To get threads currently waiting in I/O out of waiting I'm aware of two methods:
You can send a suitable signal to the thread using pthread_kill(). The call to poll() fails and errno is set to EINTR.
Some systems allow a file descriptor to be obtained from a thread control device. poll()ing the corresponding file descriptor for input succeeds when the thread control device is signalled. See, e.g., Can we obtain a file descriptor for a semaphore or condition variable?.
This is not a trivial task.
In order to achieve that, you need to maintain a list of all opened sockets (the server socket and the sockets to current clients). You then use the select() function to which you can give a list of sockets (file descriptors). With correct parameters, select() will wait until any event happen on one of the sockets.

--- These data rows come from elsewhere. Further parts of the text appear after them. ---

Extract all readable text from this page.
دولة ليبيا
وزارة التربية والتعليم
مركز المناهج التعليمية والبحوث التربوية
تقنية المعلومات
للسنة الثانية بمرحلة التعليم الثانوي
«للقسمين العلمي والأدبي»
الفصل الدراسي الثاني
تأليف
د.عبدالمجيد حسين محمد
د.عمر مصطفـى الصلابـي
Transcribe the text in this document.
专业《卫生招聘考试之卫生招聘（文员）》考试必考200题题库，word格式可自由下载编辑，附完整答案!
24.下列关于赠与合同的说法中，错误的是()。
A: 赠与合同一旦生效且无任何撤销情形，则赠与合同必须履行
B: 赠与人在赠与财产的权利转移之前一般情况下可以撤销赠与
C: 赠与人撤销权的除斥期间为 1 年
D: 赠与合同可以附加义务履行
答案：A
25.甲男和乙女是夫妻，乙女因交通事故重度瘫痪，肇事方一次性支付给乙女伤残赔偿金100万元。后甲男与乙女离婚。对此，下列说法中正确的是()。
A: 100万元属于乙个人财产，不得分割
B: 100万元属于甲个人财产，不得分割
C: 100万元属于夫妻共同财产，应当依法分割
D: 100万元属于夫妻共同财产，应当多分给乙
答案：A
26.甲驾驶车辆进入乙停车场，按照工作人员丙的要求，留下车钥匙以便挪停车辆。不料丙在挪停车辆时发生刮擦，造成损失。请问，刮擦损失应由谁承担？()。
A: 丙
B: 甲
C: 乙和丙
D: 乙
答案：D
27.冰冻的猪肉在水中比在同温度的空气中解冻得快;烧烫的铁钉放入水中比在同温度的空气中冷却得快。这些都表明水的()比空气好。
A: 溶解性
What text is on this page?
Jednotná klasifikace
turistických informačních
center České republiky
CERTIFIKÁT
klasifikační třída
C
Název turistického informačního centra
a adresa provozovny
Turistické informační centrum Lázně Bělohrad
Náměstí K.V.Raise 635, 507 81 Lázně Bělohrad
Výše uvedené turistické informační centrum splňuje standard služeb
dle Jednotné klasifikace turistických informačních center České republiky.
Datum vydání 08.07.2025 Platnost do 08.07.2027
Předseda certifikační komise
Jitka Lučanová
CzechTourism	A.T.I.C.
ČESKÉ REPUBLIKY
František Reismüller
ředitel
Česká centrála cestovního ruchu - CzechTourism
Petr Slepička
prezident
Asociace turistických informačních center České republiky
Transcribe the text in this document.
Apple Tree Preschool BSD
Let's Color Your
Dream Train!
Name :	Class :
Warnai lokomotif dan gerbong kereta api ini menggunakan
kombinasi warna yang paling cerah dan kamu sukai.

You then must find the socket(s) which caused select() to exit and process the event(s). For the server socket, it can be a new client. For client sockets, it can be requests, termination notification, etc.
Regarding what you say in your question, I think you are not understanding the select() API very well. It is OK to have concurrent select() calls in different threads, as long as they are not waiting on the same sockets. Then if the clients are not doing anything, it doesn't prevent the server select() from working and accepting new clients.
You only need to give select() a timeout if you want to be able to do things even if clients are not doing anything. For example, you may have a timer to send periodic infos to the clients. You then give select a timeout corresponding to you first timer to expire, and process the expired timer when select() returns (along with any other concurrent events).
I suggest you have a long read of the select manpage.